Sempre que vejo, ou imagino, uma determinada ilustração para Os contos de Canterbury, de Chaucer, minha imaginação se deixa levar a um aconchegante ambiente idealizado de leituras e histórias. Os mecanismos da mente são sutis. Eu fazia uma pesquisa de imagem na Internet quando a encontrei, e ela encaixou-se perfeitamente a essa agradável cena que momentos antes eu havia imaginado.
Se você pretende procurá-la, posso garantir que é preferível imaginá-la a vê-la na tela de seu dispositivo. Faça um esforço: num jardim sombreado, ao pé de uma escadaria, reúnem-se dois jovens e cinco moças. As jovens formam uma plateia atenta - apenas uma dela se distrai, colhendo uma pequenina flor -, ouvindo um jovem em pose de trovador, sobre o colo um alaúde. Outro moço, sentado um degrau acima deste, escuta atento.
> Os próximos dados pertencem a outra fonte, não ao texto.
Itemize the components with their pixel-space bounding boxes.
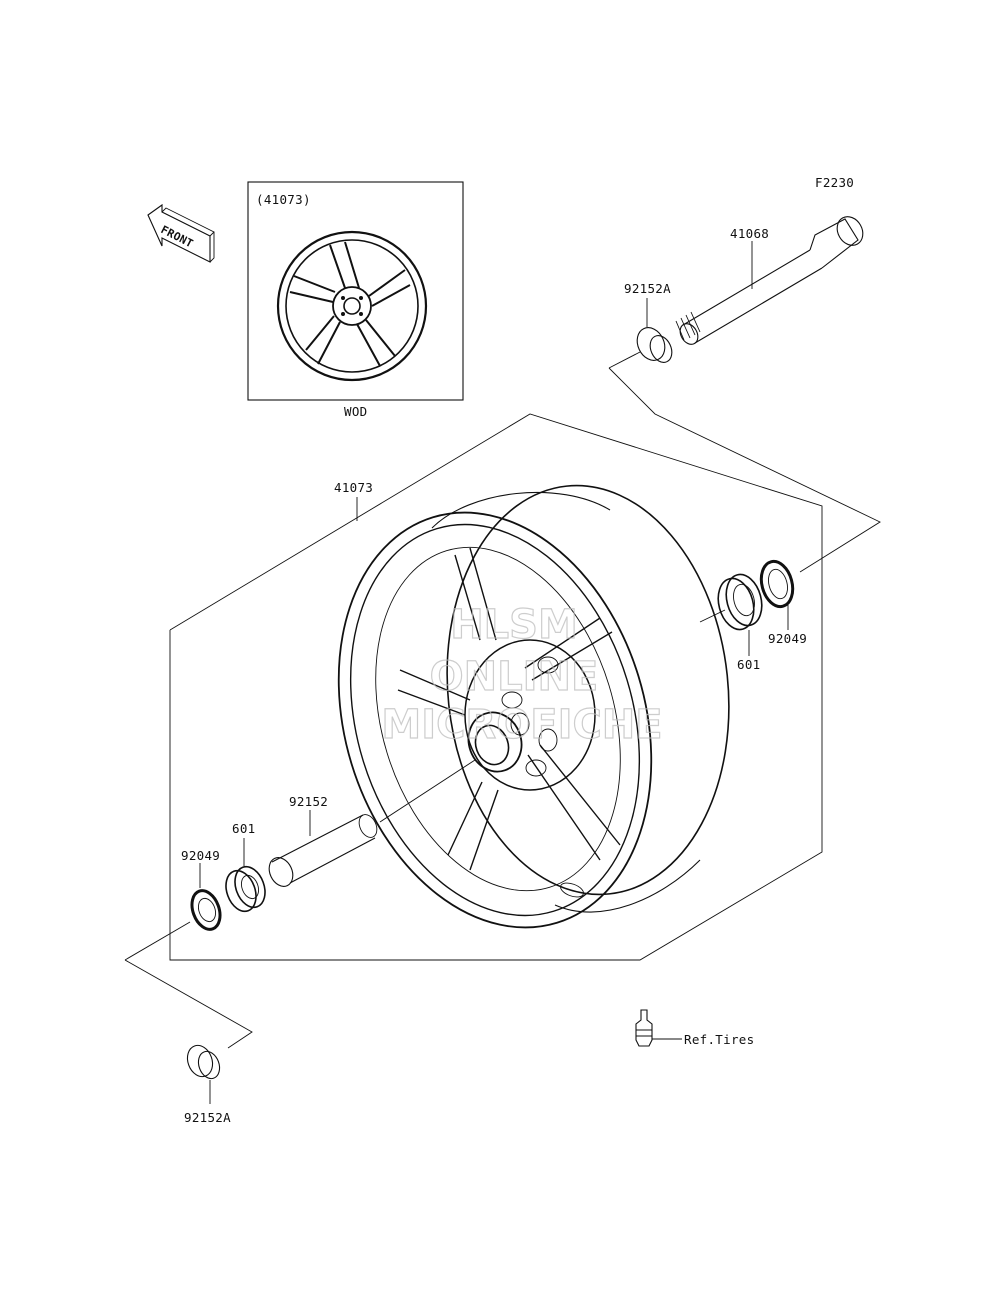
front-arrow-label: FRONT [159, 223, 196, 250]
bearing-left-part: 601 [225, 821, 266, 913]
assembly-outline [124, 351, 881, 1049]
axle-part: 41068 [675, 216, 864, 345]
collar-bottom-part: 92152A [184, 1044, 231, 1125]
seal-right-part: 92049 [759, 559, 807, 646]
bearing-right-label: 601 [737, 657, 760, 672]
front-arrow-icon: FRONT [147, 203, 215, 263]
spacer-label: 92152 [289, 794, 328, 809]
tire-valve-icon: Ref.Tires [635, 1009, 754, 1047]
main-wheel-part: 41073 [334, 480, 730, 929]
watermark-line-3: MICROFICHE [381, 702, 662, 748]
collar-bottom-label: 92152A [184, 1110, 231, 1125]
main-wheel-label: 41073 [334, 480, 373, 495]
collar-top-part: 92152A [624, 281, 673, 363]
inset-wheel-icon [276, 230, 428, 382]
seal-right-label: 92049 [768, 631, 807, 646]
seal-left-part: 92049 [181, 848, 222, 931]
bearing-left-label: 601 [232, 821, 255, 836]
watermark: HLSM ONLINE MICROFICHE [381, 601, 663, 748]
diagram-code: F2230 [815, 175, 854, 190]
watermark-line-1: HLSM [450, 602, 578, 648]
axle-label: 41068 [730, 226, 769, 241]
inset-caption: WOD [344, 404, 367, 419]
inset-panel: (41073) WOD [247, 181, 464, 419]
spacer-part: 92152 [268, 759, 476, 887]
watermark-line-2: ONLINE [430, 654, 599, 700]
seal-left-label: 92049 [181, 848, 220, 863]
collar-top-label: 92152A [624, 281, 671, 296]
inset-part-number: (41073) [256, 192, 311, 207]
tire-valve-label: Ref.Tires [684, 1032, 754, 1047]
bearing-right-part: 601 [699, 573, 763, 672]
Evocar essa imagem tão incomum à maioria dos cidadãos deste tempo precipitado pode parecer um contrassenso. Mas não é. As pessoas não sabem, mas elas apreciam muitíssimo as histórias: contá-las e ouvi-las é uma necessidade do espírito humano. Tanto assim é que os meios de comunicação investem pesadamente em séries, minisséries, teledramaturgia e filmes, todos eles contando histórias. E o consumo desses produtos só aumenta.
Contar e ouvir histórias reais ou de ficção é uma das mais antigas e importantes aquisições humanas. A humanidade não seria a mesma sem a histórias. Basta pensar em tudo que chegou até nós em matéria de mitos de todos os povos e lugares, mitos que ocuparão a necessidade humana do mágico e do etéreo durante o muito de futuro que ainda resta à história dos homens. Durante um bom tempo, e coloque-se bom tempo nisso, essas histórias míticas, imaginárias e heroicas, essas histórias das pessoas, seus símbolos e tragédias, foram transmitidas oralmente, em narrações feitas nas cavernas, à volta do fogo no deserto, sob as primitivas tendas da antiguidade, onde quer que algumas pessoas se reunissem ao redor de um hábil narrador.
Até que a humanidade inventasse a escrita, as narrativas atravessaram séculos sem conta antes de chegar a ter os primeiros registros em algum tipo de suporte, começando com pedras, placas de argila, papiro, pergaminho e o papel, até chegar aos suportes digitais mais diversos dos dias presentes. Não importa qual o meio, o fato é que eles permitiram que muitas delas atravessassem milênios, tornando parte da história imaterial de muita gente.
Esses fatos e imagens, além de eventos como clubes de livros, tertúlias, cafés literários, evocam rodas de leitura. Participei de alguns presenciais (nestes tempos modernos é preciso delimitar) na Biblioteca Pública do Espírito Santo (BPES) e sei, ou gostaria de saber, que acontecem por aí afora, seja nas bibliotecas, seja nas escolas ou, se Deus me for louvado, até em encontros entre amigos e familiares.
Nesse evento quinzenal, num ambiente acolhedor e fraterno, um leitor, chamado leitor-guia, fazia a leitura de um texto, normalmente um conto (não por acaso a mais antiga forma de narrativa que se conhece), oferecendo suas impressões ao mesmo tempo em que ouvia as que lhe ofereciam os ouvintes. Era curioso imaginar se os participantes saberiam que encontros como uma roda de leitura são um momento ancestral, um retorno a necessidades cravadas em nossos genes, em que não seria de todo impossível imaginar o crepitar do fogo ou o vento frio no alto da torre.
A roda de leitura era um instante de reencontro, um momento em que pessoas que às vezes nem se conheciam se confraternizavam ao mesmo tempo que se questionavam, imersos no prazer de descobrir o mundo dos conflitos, das dificuldades e das soluções. As rodas de leituras da BPES terminavam por ser, sobretudo, uma pausa, um oásis onde se refazer e se reorientar para o mundo caótico lá fora.